A couple of weeks ago in my grade ten class, we were working on grammar and reading comprehension. One of the chosen pieces has to do with making career choices and the importance of choosing well. There are several figures of speech used in the passage that proved challenging. Among them: ‘your career is your passport to life’, ‘it [your career] will provide you with your bread and butter’, and ‘[university studies] is not the alpha and the omega’.

In the comprehension part, students were asked to explain what these sayings meant in the context of the passage. (On an aside, am unsure what it is an indicator of that I was not aware what alpha and omega meant. Thankfully another teacher was kind enough to explain that it meant the beginning and the end, and that it was from the bible. Gotcha.)

Students had difficulty with these definitions, and we spent a great deal of time discussing them and their meanings. Following this, they were given 10 questions based on the passage to answer in class, and I then collected their books and marked them.

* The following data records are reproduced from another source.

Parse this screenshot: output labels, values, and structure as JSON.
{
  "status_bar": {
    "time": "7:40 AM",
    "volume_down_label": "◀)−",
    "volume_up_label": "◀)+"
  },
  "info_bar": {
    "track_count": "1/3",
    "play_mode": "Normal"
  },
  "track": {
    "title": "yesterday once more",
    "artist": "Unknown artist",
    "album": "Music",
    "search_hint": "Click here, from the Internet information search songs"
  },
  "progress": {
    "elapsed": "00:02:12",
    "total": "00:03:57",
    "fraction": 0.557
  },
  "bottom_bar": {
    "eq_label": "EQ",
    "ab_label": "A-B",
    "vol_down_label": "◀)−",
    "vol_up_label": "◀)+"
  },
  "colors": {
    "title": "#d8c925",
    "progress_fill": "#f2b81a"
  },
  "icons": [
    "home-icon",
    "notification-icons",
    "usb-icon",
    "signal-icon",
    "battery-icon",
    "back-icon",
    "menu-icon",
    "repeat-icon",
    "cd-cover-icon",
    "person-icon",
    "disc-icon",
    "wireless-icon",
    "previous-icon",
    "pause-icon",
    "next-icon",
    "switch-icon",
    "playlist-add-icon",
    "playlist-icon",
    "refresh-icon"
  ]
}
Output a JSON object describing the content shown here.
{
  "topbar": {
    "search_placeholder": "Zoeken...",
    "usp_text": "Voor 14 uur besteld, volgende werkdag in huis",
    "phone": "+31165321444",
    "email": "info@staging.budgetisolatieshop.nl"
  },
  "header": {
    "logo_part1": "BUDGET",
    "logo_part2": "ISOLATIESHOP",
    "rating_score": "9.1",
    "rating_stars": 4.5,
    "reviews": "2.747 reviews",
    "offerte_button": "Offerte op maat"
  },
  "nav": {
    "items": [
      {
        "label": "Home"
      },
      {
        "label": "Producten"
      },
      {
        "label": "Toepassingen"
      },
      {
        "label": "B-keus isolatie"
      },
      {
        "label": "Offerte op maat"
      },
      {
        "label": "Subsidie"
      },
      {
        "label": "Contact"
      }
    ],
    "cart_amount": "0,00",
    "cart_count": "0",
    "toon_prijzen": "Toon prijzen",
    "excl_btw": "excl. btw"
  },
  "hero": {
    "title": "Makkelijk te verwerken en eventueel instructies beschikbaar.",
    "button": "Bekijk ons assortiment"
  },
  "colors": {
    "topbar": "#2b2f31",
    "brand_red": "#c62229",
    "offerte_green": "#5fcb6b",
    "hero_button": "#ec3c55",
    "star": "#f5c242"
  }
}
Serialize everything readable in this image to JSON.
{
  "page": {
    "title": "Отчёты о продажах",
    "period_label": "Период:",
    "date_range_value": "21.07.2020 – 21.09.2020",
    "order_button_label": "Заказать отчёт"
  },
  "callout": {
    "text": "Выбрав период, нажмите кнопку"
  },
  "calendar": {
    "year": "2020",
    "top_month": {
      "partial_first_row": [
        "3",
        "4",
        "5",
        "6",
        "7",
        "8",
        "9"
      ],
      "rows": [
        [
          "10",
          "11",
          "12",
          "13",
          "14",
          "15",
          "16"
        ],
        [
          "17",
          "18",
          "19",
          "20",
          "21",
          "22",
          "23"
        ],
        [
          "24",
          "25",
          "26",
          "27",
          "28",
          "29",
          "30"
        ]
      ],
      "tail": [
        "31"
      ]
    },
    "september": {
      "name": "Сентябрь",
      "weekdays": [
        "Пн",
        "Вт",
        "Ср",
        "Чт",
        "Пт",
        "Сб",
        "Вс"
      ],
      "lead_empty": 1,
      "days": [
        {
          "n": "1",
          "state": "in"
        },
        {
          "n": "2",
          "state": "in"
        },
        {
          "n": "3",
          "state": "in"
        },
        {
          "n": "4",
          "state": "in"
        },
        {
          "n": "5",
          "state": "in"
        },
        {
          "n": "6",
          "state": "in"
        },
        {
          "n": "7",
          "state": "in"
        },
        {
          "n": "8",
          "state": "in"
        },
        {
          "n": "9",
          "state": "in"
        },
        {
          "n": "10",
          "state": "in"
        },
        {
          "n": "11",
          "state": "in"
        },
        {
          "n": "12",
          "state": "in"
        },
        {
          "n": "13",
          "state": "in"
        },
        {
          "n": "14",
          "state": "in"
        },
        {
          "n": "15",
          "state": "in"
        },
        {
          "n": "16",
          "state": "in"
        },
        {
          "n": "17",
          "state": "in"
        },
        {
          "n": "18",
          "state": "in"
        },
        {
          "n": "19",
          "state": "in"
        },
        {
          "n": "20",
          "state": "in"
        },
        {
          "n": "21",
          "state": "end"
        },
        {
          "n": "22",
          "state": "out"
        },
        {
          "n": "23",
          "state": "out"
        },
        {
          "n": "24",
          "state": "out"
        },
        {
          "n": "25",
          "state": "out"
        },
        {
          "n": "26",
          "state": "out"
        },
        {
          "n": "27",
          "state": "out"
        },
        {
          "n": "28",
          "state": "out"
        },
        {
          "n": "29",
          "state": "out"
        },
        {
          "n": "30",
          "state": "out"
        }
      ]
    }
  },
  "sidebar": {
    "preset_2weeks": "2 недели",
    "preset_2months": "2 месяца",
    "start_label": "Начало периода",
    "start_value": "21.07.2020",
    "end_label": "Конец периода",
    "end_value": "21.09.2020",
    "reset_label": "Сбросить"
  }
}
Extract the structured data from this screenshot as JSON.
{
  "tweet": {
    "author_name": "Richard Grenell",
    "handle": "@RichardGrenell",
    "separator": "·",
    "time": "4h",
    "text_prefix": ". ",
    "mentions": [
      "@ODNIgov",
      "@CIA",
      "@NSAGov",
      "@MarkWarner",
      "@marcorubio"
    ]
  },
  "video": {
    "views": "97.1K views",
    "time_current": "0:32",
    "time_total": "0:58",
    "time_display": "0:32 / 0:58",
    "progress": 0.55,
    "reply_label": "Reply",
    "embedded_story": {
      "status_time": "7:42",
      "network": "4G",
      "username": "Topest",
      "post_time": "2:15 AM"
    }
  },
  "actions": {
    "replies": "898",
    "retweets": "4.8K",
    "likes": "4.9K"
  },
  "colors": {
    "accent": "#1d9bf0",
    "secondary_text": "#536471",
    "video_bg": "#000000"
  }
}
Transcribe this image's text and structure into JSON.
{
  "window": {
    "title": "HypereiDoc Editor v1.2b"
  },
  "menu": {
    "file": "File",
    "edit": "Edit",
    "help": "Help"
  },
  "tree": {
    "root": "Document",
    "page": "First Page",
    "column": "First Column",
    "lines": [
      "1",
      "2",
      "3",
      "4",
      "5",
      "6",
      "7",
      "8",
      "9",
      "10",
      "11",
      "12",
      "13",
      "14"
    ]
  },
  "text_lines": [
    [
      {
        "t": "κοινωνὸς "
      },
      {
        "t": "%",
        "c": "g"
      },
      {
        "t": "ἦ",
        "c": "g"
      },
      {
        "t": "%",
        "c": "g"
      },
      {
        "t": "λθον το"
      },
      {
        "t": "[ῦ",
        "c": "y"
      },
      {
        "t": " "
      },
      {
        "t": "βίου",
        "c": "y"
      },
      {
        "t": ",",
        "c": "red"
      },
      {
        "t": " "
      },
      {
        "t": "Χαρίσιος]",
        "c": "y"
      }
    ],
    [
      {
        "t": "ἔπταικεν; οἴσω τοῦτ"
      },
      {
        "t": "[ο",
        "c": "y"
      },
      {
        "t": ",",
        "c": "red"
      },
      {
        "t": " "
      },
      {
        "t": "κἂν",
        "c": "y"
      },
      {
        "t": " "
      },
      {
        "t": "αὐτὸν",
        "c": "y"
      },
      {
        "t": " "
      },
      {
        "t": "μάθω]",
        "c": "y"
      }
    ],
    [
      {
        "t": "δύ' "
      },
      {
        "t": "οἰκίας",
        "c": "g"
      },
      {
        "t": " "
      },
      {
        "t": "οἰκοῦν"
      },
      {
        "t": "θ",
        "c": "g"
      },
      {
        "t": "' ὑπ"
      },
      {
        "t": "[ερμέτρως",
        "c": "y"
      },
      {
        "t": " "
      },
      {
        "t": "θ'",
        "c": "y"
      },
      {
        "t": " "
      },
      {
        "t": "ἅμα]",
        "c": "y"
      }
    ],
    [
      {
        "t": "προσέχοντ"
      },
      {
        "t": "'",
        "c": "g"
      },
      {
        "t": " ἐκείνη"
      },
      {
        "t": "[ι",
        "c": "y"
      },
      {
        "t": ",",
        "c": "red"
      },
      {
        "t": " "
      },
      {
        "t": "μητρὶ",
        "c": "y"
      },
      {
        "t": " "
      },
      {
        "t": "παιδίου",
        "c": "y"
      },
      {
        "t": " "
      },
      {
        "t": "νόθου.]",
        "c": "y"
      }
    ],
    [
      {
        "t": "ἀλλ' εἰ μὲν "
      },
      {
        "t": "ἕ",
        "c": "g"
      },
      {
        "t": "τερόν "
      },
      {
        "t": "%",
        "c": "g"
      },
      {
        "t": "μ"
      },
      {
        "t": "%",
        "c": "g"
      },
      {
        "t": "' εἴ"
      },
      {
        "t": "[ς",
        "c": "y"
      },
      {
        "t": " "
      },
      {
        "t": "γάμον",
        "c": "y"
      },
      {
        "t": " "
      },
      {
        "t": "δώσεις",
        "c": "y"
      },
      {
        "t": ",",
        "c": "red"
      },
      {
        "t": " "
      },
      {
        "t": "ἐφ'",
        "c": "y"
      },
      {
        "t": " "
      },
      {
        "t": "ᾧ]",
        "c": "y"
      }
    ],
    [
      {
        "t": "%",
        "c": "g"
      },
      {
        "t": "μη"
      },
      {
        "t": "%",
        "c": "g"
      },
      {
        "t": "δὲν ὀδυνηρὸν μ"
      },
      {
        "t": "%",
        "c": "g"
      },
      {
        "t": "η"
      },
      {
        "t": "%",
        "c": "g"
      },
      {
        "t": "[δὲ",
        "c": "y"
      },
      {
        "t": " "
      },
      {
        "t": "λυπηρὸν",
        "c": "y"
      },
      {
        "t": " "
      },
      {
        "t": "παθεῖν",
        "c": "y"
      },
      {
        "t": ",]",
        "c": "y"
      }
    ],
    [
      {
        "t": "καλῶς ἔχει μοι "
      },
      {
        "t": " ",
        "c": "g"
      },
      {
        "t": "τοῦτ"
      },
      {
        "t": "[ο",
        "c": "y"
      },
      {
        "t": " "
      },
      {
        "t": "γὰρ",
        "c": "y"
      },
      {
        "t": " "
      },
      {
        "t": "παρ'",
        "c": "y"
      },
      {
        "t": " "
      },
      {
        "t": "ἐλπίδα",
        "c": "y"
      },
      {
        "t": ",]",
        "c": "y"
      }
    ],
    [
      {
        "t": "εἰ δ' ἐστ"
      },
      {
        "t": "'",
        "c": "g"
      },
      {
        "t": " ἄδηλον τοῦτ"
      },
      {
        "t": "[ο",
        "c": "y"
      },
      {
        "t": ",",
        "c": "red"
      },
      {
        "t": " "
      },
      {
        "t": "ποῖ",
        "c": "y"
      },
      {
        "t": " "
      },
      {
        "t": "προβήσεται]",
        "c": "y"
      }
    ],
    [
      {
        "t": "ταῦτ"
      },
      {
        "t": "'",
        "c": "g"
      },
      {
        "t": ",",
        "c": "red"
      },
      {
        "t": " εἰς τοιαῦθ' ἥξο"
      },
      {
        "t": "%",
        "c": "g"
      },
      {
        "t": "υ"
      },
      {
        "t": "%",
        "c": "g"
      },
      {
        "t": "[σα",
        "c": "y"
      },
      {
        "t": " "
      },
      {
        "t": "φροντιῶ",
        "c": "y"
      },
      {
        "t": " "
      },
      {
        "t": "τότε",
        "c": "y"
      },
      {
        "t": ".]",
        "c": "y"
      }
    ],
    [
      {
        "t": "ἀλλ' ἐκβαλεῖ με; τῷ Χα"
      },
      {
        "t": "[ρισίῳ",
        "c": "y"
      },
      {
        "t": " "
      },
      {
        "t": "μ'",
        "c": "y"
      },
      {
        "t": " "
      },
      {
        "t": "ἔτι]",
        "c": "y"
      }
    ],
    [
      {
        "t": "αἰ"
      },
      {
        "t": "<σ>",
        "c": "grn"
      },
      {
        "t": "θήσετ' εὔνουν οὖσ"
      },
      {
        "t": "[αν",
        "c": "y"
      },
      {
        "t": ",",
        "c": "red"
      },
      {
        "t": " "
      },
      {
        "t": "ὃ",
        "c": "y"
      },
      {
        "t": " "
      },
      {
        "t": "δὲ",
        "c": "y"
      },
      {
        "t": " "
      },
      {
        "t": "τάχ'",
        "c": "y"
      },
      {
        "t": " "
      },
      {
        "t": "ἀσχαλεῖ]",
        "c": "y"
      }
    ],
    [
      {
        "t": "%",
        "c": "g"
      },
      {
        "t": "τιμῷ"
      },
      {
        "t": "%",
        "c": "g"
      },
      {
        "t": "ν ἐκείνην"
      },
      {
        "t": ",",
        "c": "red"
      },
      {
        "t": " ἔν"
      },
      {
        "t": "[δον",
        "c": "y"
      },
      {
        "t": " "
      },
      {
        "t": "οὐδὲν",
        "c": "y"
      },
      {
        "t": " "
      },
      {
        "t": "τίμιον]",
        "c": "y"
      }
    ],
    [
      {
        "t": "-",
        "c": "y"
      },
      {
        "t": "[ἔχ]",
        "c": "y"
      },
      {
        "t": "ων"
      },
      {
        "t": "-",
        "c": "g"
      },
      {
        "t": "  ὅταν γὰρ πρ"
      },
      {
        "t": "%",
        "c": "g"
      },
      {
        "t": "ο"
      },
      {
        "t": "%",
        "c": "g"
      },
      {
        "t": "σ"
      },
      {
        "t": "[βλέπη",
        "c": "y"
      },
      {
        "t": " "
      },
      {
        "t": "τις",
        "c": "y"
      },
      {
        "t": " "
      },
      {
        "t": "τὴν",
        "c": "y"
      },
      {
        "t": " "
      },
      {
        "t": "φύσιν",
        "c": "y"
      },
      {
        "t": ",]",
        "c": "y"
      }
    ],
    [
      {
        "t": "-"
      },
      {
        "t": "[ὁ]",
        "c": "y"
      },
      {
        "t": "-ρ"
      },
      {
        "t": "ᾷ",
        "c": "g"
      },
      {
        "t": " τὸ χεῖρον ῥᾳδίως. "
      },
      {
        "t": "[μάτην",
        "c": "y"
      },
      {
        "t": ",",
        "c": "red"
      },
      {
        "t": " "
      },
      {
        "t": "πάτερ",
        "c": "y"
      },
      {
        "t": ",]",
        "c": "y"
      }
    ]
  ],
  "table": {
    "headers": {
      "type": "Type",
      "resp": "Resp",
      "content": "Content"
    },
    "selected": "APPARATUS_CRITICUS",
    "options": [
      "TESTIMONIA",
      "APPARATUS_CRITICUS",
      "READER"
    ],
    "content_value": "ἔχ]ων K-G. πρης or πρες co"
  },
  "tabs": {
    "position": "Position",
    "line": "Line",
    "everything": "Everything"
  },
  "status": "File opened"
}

In doing so, am not sure what struck me more – the poor level of grammar, or the fact that more often than not, the question about ‘it is your bread and butter’ was answered literally. As in: ‘it means that you will have bread and butter on the table’, ‘that you have to work hard so your family can eat bread and butter’, or ‘without a career there will be nothing to eat’.

I have always known that social location plays a prominent role in a person’s education, perception, and interpretation in and of the world around them. Seeing this exemplified through the eyes of my students however, has allowed me an even clearer understanding of this reality.